Todo fluye, todo funciona en una noche de viernes tranquila, es decir, un día de 300 pacientes, algo más de 100.000 al año, en el principal hospital de Málaga, siempre en obras, ahora también, readaptándose siempre a la realidad, desde la inauguración de su primer pabellón en el siglo pasado, en 1956, el Hospital Carlos Haya, llamado así en honor de un plusmarquista mundial en vuelos de circuito cerrado y héroe de la aviación de Franco abatido en febrero de 1938 en la reconquista de Teruel.

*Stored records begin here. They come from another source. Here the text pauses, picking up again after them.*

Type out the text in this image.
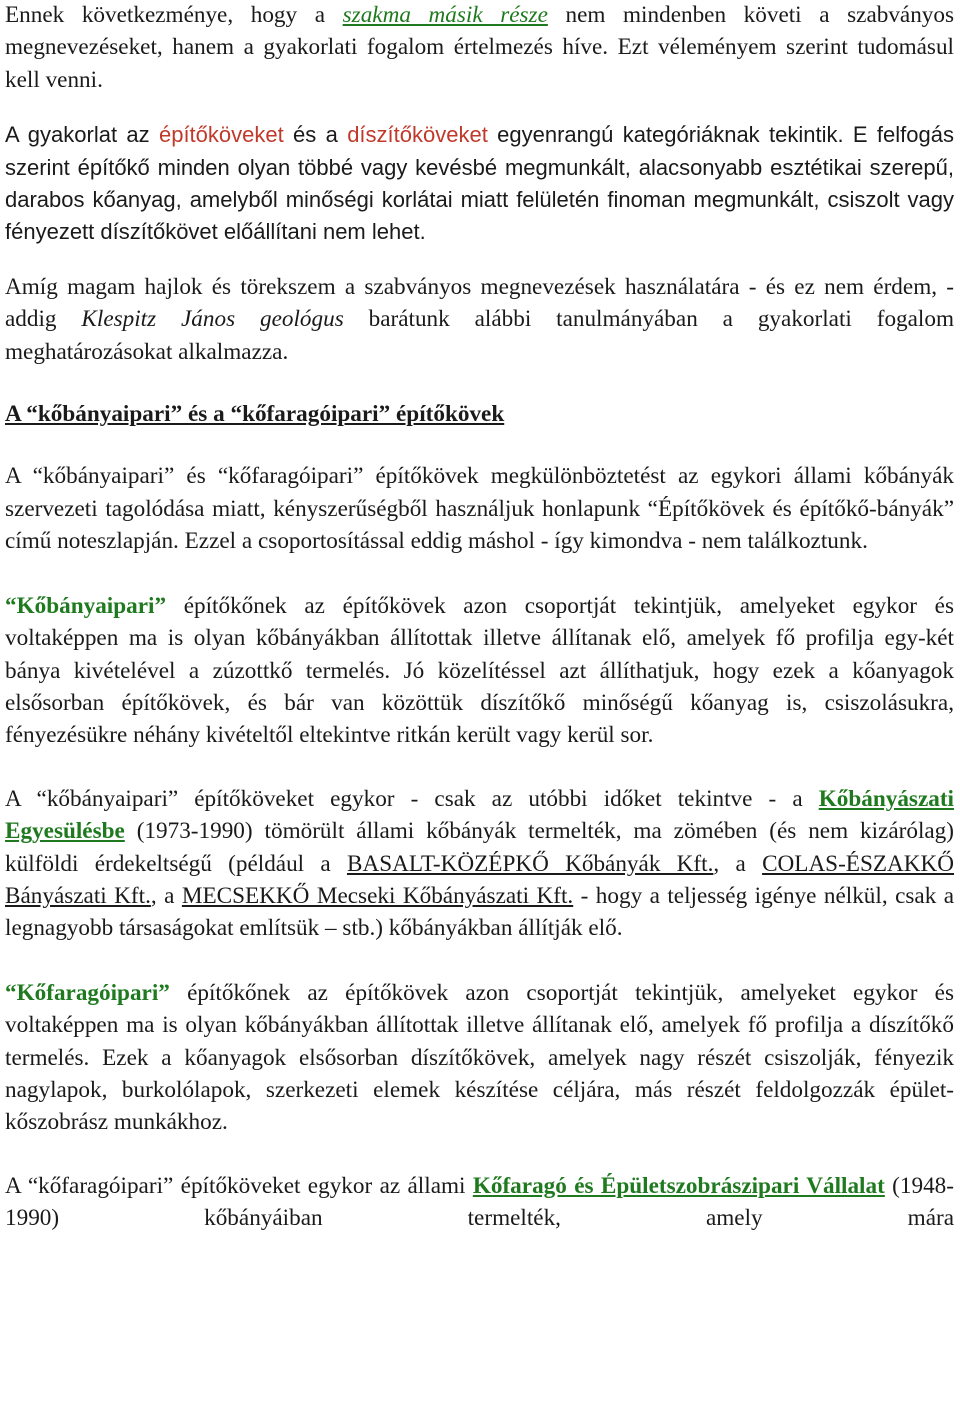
Ennek következménye, hogy a szakma másik része nem mindenben követi a szabványos megnevezéseket, hanem a gyakorlati fogalom értelmezés híve. Ezt véleményem szerint tudomásul kell venni.

A gyakorlat az építőköveket és a díszítőköveket egyenrangú kategóriáknak tekintik. E felfogás szerint építőkő minden olyan többé vagy kevésbé megmunkált, alacsonyabb esztétikai szerepű, darabos kőanyag, amelyből minőségi korlátai miatt felületén finoman megmunkált, csiszolt vagy fényezett díszítőkövet előállítani nem lehet.

Amíg magam hajlok és törekszem a szabványos megnevezések használatára - és ez nem érdem, - addig Klespitz János geológus barátunk alábbi tanulmányában a gyakorlati fogalom meghatározásokat alkalmazza.

A “kőbányaipari” és a “kőfaragóipari” építőkövek

A “kőbányaipari” és “kőfaragóipari” építőkövek megkülönböztetést az egykori állami kőbányák szervezeti tagolódása miatt, kényszerűségből használjuk honlapunk “Építőkövek és építőkő-bányák” című noteszlapján. Ezzel a csoportosítással eddig máshol - így kimondva - nem találkoztunk.

“Kőbányaipari” építőkőnek az építőkövek azon csoportját tekintjük, amelyeket egykor és voltaképpen ma is olyan kőbányákban állítottak illetve állítanak elő, amelyek fő profilja egy-két bánya kivételével a zúzottkő termelés. Jó közelítéssel azt állíthatjuk, hogy ezek a kőanyagok elsősorban építőkövek, és bár van közöttük díszítőkő minőségű kőanyag is, csiszolásukra, fényezésükre néhány kivételtől eltekintve ritkán került vagy kerül sor.

A “kőbányaipari” építőköveket egykor - csak az utóbbi időket tekintve - a Kőbányászati Egyesülésbe (1973-1990) tömörült állami kőbányák termelték, ma zömében (és nem kizárólag) külföldi érdekeltségű (például a BASALT-KÖZÉPKŐ Kőbányák Kft., a COLAS-ÉSZAKKŐ Bányászati Kft., a MECSEKKŐ Mecseki Kőbányászati Kft. - hogy a teljesség igénye nélkül, csak a legnagyobb társaságokat említsük – stb.) kőbányákban állítják elő.

“Kőfaragóipari” építőkőnek az építőkövek azon csoportját tekintjük, amelyeket egykor és voltaképpen ma is olyan kőbányákban állítottak illetve állítanak elő, amelyek fő profilja a díszítőkő termelés. Ezek a kőanyagok elsősorban díszítőkövek, amelyek nagy részét csiszolják, fényezik nagylapok, burkolólapok, szerkezeti elemek készítése céljára, más részét feldolgozzák épület-kőszobrász munkákhoz.

A “kőfaragóipari” építőköveket egykor az állami Kőfaragó és Épületszobrászipari Vállalat (1948-1990) kőbányáiban termelték, amely mára
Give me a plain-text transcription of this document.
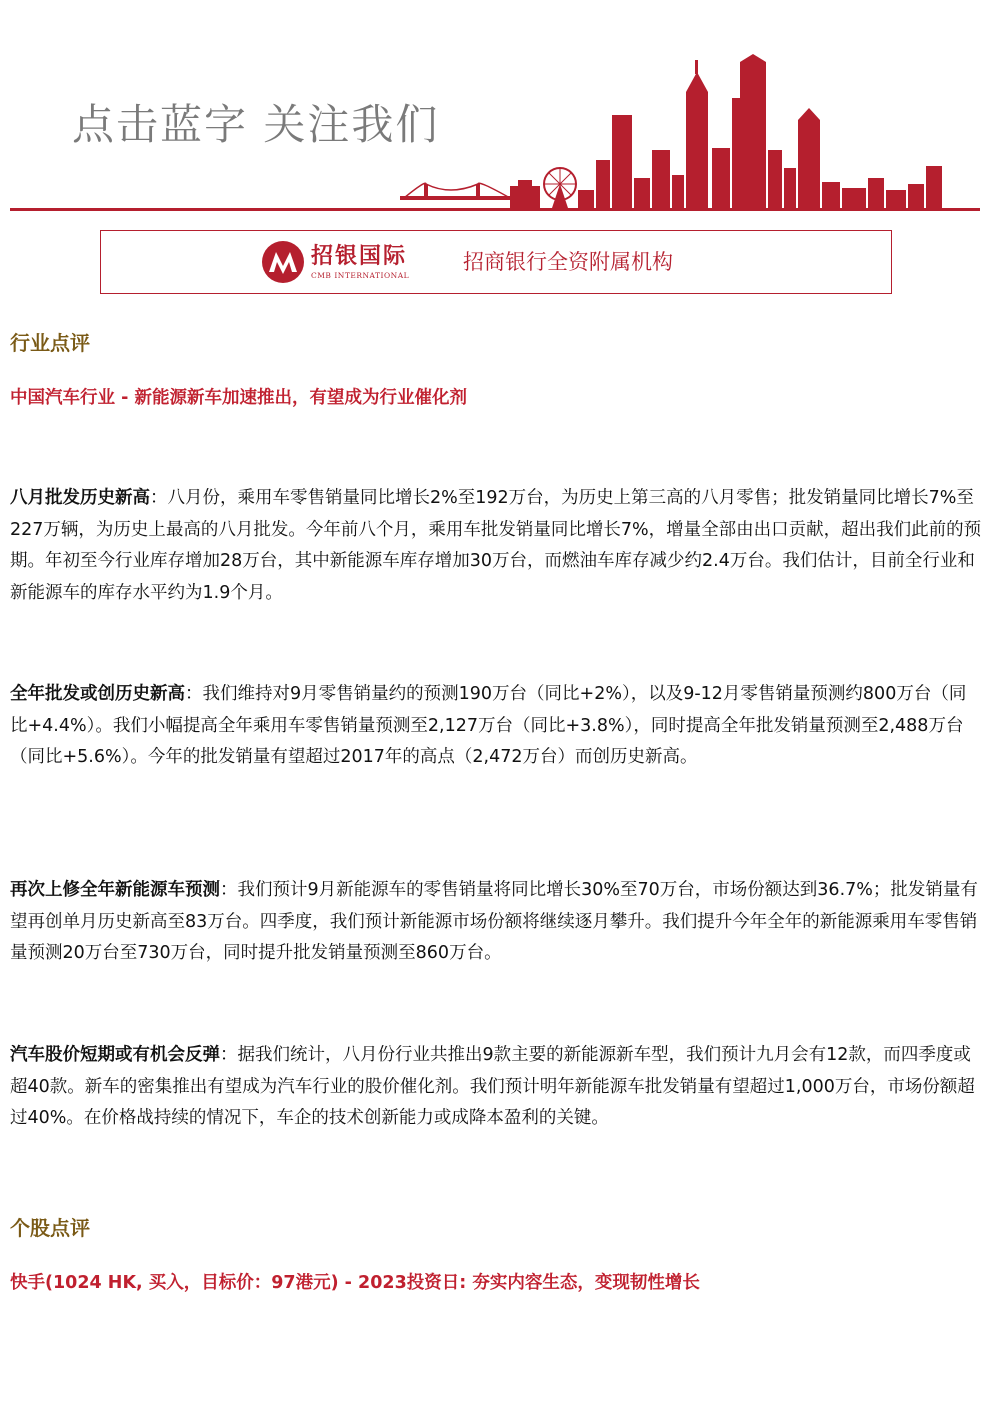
点击蓝字 关注我们
招银国际
CMB INTERNATIONAL
招商银行全资附属机构
行业点评
中国汽车行业 - 新能源新车加速推出，有望成为行业催化剂
八月批发历史新高：八月份，乘用车零售销量同比增长2%至192万台，为历史上第三高的八月零售；批发销量同比增长7%至227万辆，为历史上最高的八月批发。今年前八个月，乘用车批发销量同比增长7%，增量全部由出口贡献，超出我们此前的预期。年初至今行业库存增加28万台，其中新能源车库存增加30万台，而燃油车库存减少约2.4万台。我们估计，目前全行业和新能源车的库存水平约为1.9个月。
全年批发或创历史新高：我们维持对9月零售销量约的预测190万台（同比+2%），以及9-12月零售销量预测约800万台（同比+4.4%）。我们小幅提高全年乘用车零售销量预测至2,127万台（同比+3.8%），同时提高全年批发销量预测至2,488万台（同比+5.6%）。今年的批发销量有望超过2017年的高点（2,472万台）而创历史新高。
再次上修全年新能源车预测：我们预计9月新能源车的零售销量将同比增长30%至70万台，市场份额达到36.7%；批发销量有望再创单月历史新高至83万台。四季度，我们预计新能源市场份额将继续逐月攀升。我们提升今年全年的新能源乘用车零售销量预测20万台至730万台，同时提升批发销量预测至860万台。
汽车股价短期或有机会反弹：据我们统计，八月份行业共推出9款主要的新能源新车型，我们预计九月会有12款，而四季度或超40款。新车的密集推出有望成为汽车行业的股价催化剂。我们预计明年新能源车批发销量有望超过1,000万台，市场份额超过40%。在价格战持续的情况下，车企的技术创新能力或成降本盈利的关键。
个股点评
快手(1024 HK, 买入，目标价：97港元) - 2023投资日: 夯实内容生态，变现韧性增长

Pero todo está limpio y en orden, y uno se mueve libremente, invisible, y nadie tropieza con nadie, y todo fluye en el mundo gris, ocre y blanco narcótico, de colores anodinos, inolvidables y difícilmente definibles. Salvo en los casos de accidentes espantosos y perturbación instantánea, los asiduos de Urgencias son ancianos fatalmente ancianos y jóvenes con dolores intestinales, o de cabeza, o en el pecho, entre la impaciencia y la indolencia, asustados o sin ganas de hacer cola al día siguiente en el Centro de Salud. Y acuden también los solitarios y desamparados incurables, como el señor que a medianoche llega en la misma ambulancia que acababa de devolverlo a su casa con el alta médica. Estaba la casa vacía y no quiso quedarse solo. Ha sufrido un ataque de pánico.
El autor agradece la hospitalidad de Miguel Salguero y Gonzalo Bentabol, médicos.